11.2.2. Schema indexes

This section describes schema indexes.

This section describes the following:

11.2.2.1. Introduction

Neo4j uses a combination of native indexes and Apache Lucene for its indexing functionality. The native index is an implementation of the classic B+Tree.

For performance reasons, it is recommended to use native indexes whenever possible.

For more information on the different index types, refer to Cypher manual → Indexes.

11.2.2.2. Index providers

The index provider used when creating new indexes is controlled by the setting dbms.index.default_schema_provider. If not configured explicitly, dbms.index.default_schema_provider will default to use the newest provider available in that particular version of Neo4j.

The table below lists the available index providers and their support for native indexing:

Index provider Value types supported for native indexing Type of native index supported

native-btree-1.0

spatial, temporal, numeric, string, array, boolean

Single-property and composite indexes

lucene+native-2.0

spatial, temporal, numeric, string

Single-property indexes

lucene+native-1.0

spatial, temporal, numeric

Single-property indexes

lucene-1.0

spatial, temporal

Single-property indexes

Deprecated index providers

Index providers lucene-1.0, lucene+native-1.0, and lucene+native-2.0 have been deprecated, and will be removed in a future release.

The recommended index provider to use is native-btree-1.0.

The only reason to use a deprecated provider should be due to the limitations, as described in Section 11.2.2.3, “Limitations of the default index provider.”. There are currently no alternatives to cover these limitations, and deprecated providers will not be removed until there is.

11.2.2.3. Limitations of the default index provider.

Typically, the newest index provider version will provide the best performance, in this version native-btree-1.0. However, the native B+Tree implementation has some limitations which may require special handling.

Key size

The native B+Tree index has a key size limit of 4036 bytes.

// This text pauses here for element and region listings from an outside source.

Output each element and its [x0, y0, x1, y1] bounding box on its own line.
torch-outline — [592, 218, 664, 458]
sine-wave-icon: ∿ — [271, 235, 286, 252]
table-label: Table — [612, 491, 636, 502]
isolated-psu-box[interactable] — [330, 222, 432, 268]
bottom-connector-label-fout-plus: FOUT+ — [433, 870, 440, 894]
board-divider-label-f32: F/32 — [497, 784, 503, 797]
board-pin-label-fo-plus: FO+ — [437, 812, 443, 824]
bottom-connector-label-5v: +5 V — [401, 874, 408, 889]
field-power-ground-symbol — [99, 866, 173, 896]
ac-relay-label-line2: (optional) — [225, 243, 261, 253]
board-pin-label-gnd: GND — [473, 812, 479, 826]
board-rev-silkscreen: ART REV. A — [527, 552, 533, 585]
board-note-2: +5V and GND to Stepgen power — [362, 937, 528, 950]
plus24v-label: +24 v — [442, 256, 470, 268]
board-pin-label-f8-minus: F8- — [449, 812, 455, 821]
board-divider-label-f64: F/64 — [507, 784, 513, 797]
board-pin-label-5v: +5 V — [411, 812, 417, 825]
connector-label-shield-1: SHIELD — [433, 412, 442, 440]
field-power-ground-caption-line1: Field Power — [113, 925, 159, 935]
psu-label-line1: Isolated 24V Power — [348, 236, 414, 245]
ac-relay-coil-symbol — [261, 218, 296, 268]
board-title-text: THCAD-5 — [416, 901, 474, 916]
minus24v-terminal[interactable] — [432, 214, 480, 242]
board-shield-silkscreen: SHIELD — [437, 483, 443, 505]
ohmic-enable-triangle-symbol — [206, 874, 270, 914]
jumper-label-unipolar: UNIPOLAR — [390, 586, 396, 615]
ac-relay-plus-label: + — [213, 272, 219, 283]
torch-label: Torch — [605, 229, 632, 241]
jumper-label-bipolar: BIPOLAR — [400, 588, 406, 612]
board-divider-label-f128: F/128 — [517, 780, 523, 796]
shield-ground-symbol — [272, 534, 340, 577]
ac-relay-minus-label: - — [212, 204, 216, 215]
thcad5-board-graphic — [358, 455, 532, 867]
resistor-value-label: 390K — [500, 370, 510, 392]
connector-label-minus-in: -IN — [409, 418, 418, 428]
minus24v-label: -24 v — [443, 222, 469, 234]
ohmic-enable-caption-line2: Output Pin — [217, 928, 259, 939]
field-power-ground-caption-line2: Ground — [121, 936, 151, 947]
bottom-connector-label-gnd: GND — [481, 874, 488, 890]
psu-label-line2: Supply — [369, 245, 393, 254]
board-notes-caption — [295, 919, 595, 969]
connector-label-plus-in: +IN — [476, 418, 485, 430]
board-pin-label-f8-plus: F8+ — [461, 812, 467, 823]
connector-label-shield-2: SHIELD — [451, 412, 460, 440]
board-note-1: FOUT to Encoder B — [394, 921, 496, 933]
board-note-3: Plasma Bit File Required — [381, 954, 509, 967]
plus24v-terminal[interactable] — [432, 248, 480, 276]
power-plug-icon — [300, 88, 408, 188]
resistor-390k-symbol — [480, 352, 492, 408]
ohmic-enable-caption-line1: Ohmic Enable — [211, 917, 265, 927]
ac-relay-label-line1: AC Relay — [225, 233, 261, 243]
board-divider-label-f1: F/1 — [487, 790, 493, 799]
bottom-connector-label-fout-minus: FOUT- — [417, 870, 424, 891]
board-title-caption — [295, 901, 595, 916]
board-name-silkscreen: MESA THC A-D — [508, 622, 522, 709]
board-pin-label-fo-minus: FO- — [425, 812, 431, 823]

This limit manifests itself in different ways depending on whether the key holds a single string, a single array, or multiple values (i.e. is the key in a composite index).

If a transaction reaches the key size limit for one or more of its changes, that transaction will fail before committing any changes. If the limit is reached during index population, the resulting index will be in a failed state, thus not be usable for any queries.

See Appendix D, Index key calculations for details on how to calculate key sizes for native indexes.

Queries using CONTAINS and ENDS WITH

Native B+Tree indexes have limited support for ENDS WITH and CONTAINS queries. These queries will not be able to do an optimized search the way they do for queries that use STARTS WITH, = and <>. Instead, the index result will be a stream of an index scan with filtering.

For details about execution plans, refer to Cypher Manual → Execution plans. For details about string operators, refer to Cypher Manual → Operators.

This limitation is also applicable to index provider lucene+native-2.0.

Workarounds to address limitations

If any of the limitations described in this section becomes a problem, a workaround is to specify an index provider that uses Lucene for that particular index. This can be done using either of the following methods:

Option 1; change the config
  1. Configure the setting dbms.index.default_schema_provider to the one required.
  2. Restart Neo4j.
  3. Drop and recreate the relevant index.
  4. Change dbms.index.default_schema_provider back to the original value.
  5. Restart Neo4j.
Option 2; use a built-in procedure
There are built-in procedures that can be used to specify index provider on index creation, unique property constraint creation, and node key creation (for details on constraints, see Cypher manual → Constraints. For more information, see Built-in procedures.

11.2.2.4. Limitations of deprecated indexes

Limitations of index provider lucene+native-2.0:

In this index provider, non-composite string indexes are provided natively, and composite string indexes are supported by Lucene. Therefore, the limitations are different for these two variants of string indexes.

  • In non-composite string indexes:

    • Strings have a key size limit of 4039 bytes.
    • There is limited support for ENDS WITH and CONTAINS queries. See the section describing this above.
  • In composite string indexes:

    • Strings have a string size limit of 32766 bytes per indexed property.
Limitations of index providers lucene+native-1.0 and lucene-1.0:

Lucene has a string size limit of 32766 bytes when a string is encoded using UTF-8. In a composite index, this limit is applicable to each individual property. This means that a composite index key can hold values that together are larger than 32766 bytes, but no single value can be larger.

11.2.2.5. Upgrade considerations

When creating an index, the current index provider will be assigned to it and will remain the provider for that index until it is dropped. Therefore, when upgrading to newer versions of Neo4j, an existing index needs to be dropped and recreated in order to take advantage of improved indexing features.

The caching of indexes takes place in different memory areas for different index providers. See Section 11.1, “Memory configuration”. It can be useful to run neo4j-admin memrec --database before and after the rebuilding of indexes, and adjust memory settings in accordance with the findings.